Now, using (8.16) and the definition of \({{\,\mathrm{H-ord}\,}}_{X'}(\eta ')\), the proof of the proposition follows using a similar argument as the one we used for closed points (see §8.2 (C)), thus \(1<{{\,\mathrm{H-ord}\,}}_{X'}(\eta ')={{\,\mathrm{H-ord}\,}}_{X}(\eta )\). \(\square \)

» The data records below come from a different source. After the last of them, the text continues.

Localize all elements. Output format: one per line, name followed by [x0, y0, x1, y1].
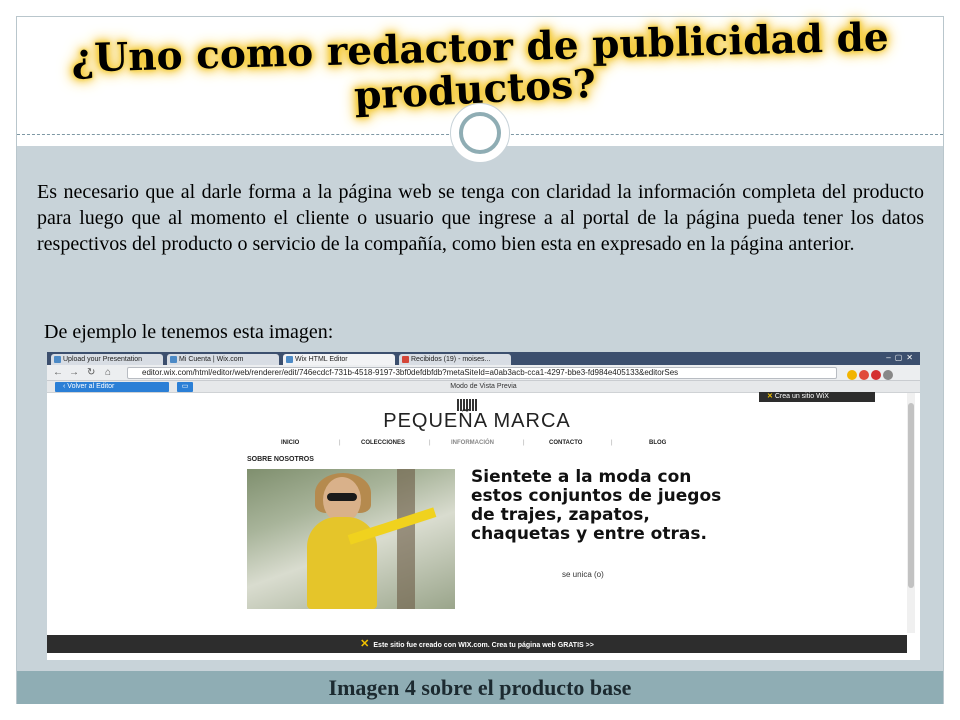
extension-icon[interactable] — [859, 370, 869, 380]
scroll-thumb[interactable] — [908, 403, 914, 588]
slide-title: ¿Uno como redactor de publicidad de prod… — [17, 14, 943, 119]
tab-label: Mi Cuenta | Wix.com — [179, 356, 244, 363]
nav-separator: | — [611, 440, 613, 446]
sunglasses-icon — [327, 493, 357, 501]
nav-item-inicio[interactable]: INICIO — [281, 438, 299, 448]
extension-icons — [847, 367, 915, 380]
brand-logo-icon — [457, 398, 485, 411]
create-wix-site-badge[interactable]: ✕ Crea un sitio WiX — [759, 392, 875, 402]
body-paragraph: Es necesario que al darle forma a la pág… — [37, 181, 924, 255]
tree-trunk — [397, 469, 415, 609]
back-to-editor-label: Volver al Editor — [67, 383, 115, 390]
monitor-icon[interactable]: ▭ — [177, 382, 193, 392]
nav-item-colecciones[interactable]: COLECCIONES — [361, 438, 405, 448]
tab-favicon-icon — [54, 356, 61, 363]
wix-badge-label: Crea un sitio WiX — [774, 393, 829, 400]
nav-separator: | — [429, 440, 431, 446]
nav-item-informacion[interactable]: INFORMACIÓN — [451, 438, 494, 448]
image-caption: Imagen 4 sobre el producto base — [328, 675, 632, 700]
back-arrow-icon[interactable]: ← — [53, 367, 63, 379]
caption-band: Imagen 4 sobre el producto base — [17, 671, 943, 704]
nav-separator: | — [523, 440, 525, 446]
forward-arrow-icon[interactable]: → — [69, 367, 79, 379]
browser-tab[interactable]: Recibidos (19) - moises... — [399, 354, 511, 365]
browser-tab[interactable]: Upload your Presentation — [51, 354, 163, 365]
wix-footer-banner[interactable]: ✕ Este sitio fue creado con WIX.com. Crea… — [47, 635, 907, 653]
back-to-editor-button[interactable]: ‹ Volver al Editor — [55, 382, 169, 392]
address-bar[interactable]: editor.wix.com/html/editor/web/renderer/… — [127, 367, 837, 379]
tab-favicon-icon — [170, 356, 177, 363]
wix-footer-label: Este sitio fue creado con WIX.com. Crea … — [373, 642, 594, 649]
menu-icon[interactable] — [883, 370, 893, 380]
brand-name: PEQUEÑA MARCA — [383, 410, 571, 432]
about-title: SOBRE NOSOTROS — [247, 456, 314, 463]
tab-label: Wix HTML Editor — [295, 356, 348, 363]
nav-item-contacto[interactable]: CONTACTO — [549, 438, 582, 448]
wix-x-icon: ✕ — [360, 638, 370, 650]
browser-tab[interactable]: Mi Cuenta | Wix.com — [167, 354, 279, 365]
tab-favicon-icon — [286, 356, 293, 363]
ring-inner — [459, 112, 501, 154]
browser-toolbar: ← → ↻ ⌂ editor.wix.com/html/editor/web/r… — [47, 365, 920, 381]
home-icon[interactable]: ⌂ — [105, 367, 111, 379]
promo-subtext: se unica (o) — [562, 570, 604, 579]
extension-icon[interactable] — [871, 370, 881, 380]
ring-ornament-icon — [450, 103, 510, 163]
reload-icon[interactable]: ↻ — [87, 367, 95, 379]
page-scrollbar[interactable] — [907, 393, 915, 633]
tab-label: Upload your Presentation — [63, 356, 142, 363]
star-icon[interactable] — [847, 370, 857, 380]
browser-tab-bar: Upload your Presentation Mi Cuenta | Wix… — [47, 352, 920, 365]
nav-item-blog[interactable]: BLOG — [649, 438, 666, 448]
promo-text: Sientete a la moda con estos conjuntos d… — [471, 467, 722, 544]
example-label: De ejemplo le tenemos esta imagen: — [44, 321, 334, 343]
window-controls[interactable]: –▢✕ — [886, 353, 917, 362]
tab-label: Recibidos (19) - moises... — [411, 356, 491, 363]
fashion-photo — [247, 469, 455, 609]
nav-separator: | — [339, 440, 341, 446]
browser-tab-active[interactable]: Wix HTML Editor — [283, 354, 395, 365]
site-nav: INICIO | COLECCIONES | INFORMACIÓN | CON… — [271, 438, 691, 448]
gmail-favicon-icon — [402, 356, 409, 363]
browser-screenshot: Upload your Presentation Mi Cuenta | Wix… — [47, 352, 920, 660]
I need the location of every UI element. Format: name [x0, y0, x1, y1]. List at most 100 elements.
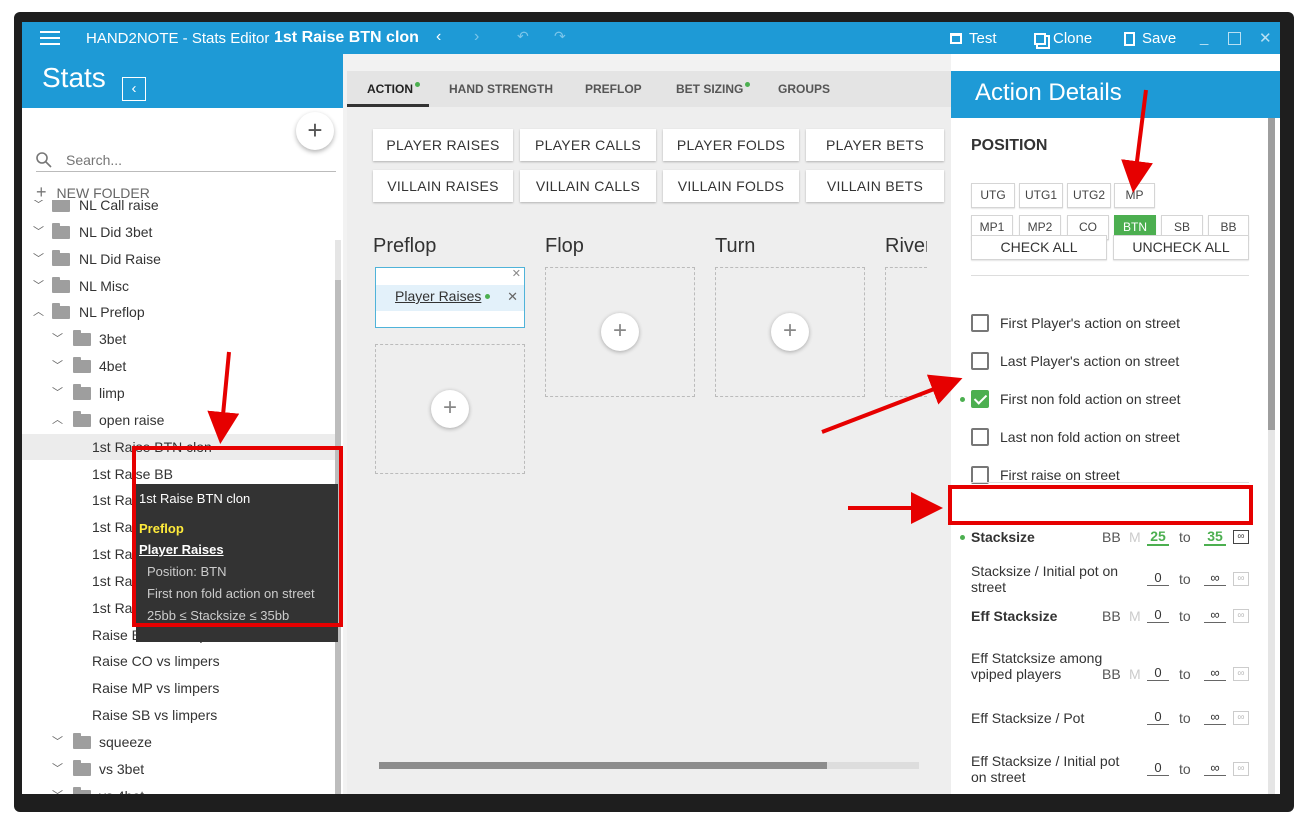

The following example illustrates that, for a given d-dimensional variety X, there may be non-closed points \(\eta \in X\) with \(\mathcal {S}\!{{\,\mathrm{-Sl}\,}}({\mathcal O}_{X,\eta })=1\) but \({{\,\textrm{ord}\,}}^{(d)}(\eta )>1\). Thus the last part of the first statement of Theorem 8.12 might not hold for non-closed points.

Example 8.14

Let \(p\in {\mathbb Z}_{>0}\) be a prime and let X be the hypersurface in \(V^{(3)}:={{\,\textrm{Spec}\,}}({\mathbb F}_p[x,y_1,y_2])\) defined by \(f=x^p-y_1^p y_2\). Then \({\mathfrak p}=\langle x,y_1\rangle \) determines a non-closed point of maximum multiplicity p which is not in the extremal case. The Rees algebra

$$\begin{aligned} \mathcal {G}^{(3)}= & {} {\textrm{Diff}}\left( {\mathbb F}_p[x,y_1,y_2][(x^p-y_1^p y_2)W^p ]\right) \nonumber \\ {}= & {} {\mathbb F}_p[x,y_1,y_2][y_1^pW^{p-1}, (x^p-y_1^p y_2)W^p]. \end{aligned}$$
(8.45)

represents the stratum of p-fold points of X. Let \(\xi \) be the closed point corresponding to \({\mathfrak m}=\langle x,y_1,y_2\rangle \). Then the natural inclusion \({\mathbb F}_p[y_1,y_2]\subset {\mathbb F}_p[x,y_1,y_2]\) is \(\mathcal {G}^{(3)}\)-admissible at \(\xi \) and provides a presentation of \(B={\mathbb F}_p[x,y_1,y_2]/\langle f\rangle \) as in Sect. 8.2. The Rees algebra

$$\begin{aligned} \mathcal {G}^{(2)}={\mathbb F}_p[y_1,y_2][y_1^pW^{p-1}], \end{aligned}$$

is an elimination algebra for \(\mathcal {G}^{(3)}\). Notice that (8.45) is a p-presentation of \(\mathcal {G}^{(3)}\) which is already in normal form at \(\eta \), and that

$$\begin{aligned} \frac{\overline{\nu }_{\eta }(y_1^p y_2)}{p}=\frac{p}{p}=1. \end{aligned}$$

On the other hand, setting \({\mathfrak q}:={\mathfrak p}\cap {\mathbb F}_p[y_1,y_2]\), we have that \({{\,\textrm{ord}\,}}^{(2)}_X(\eta )={{\,\textrm{ord}\,}}_{\mathfrak q}(\mathcal {G}^{(2)})=\frac{p}{p-1}\). Thus, \({{\,\mathrm{H-ord}\,}}_{X}^{(2)}(\eta )=1< {{\,\textrm{ord}\,}}^{(2)}_X(\eta )\), even though \(\eta \) is not in the extremal case.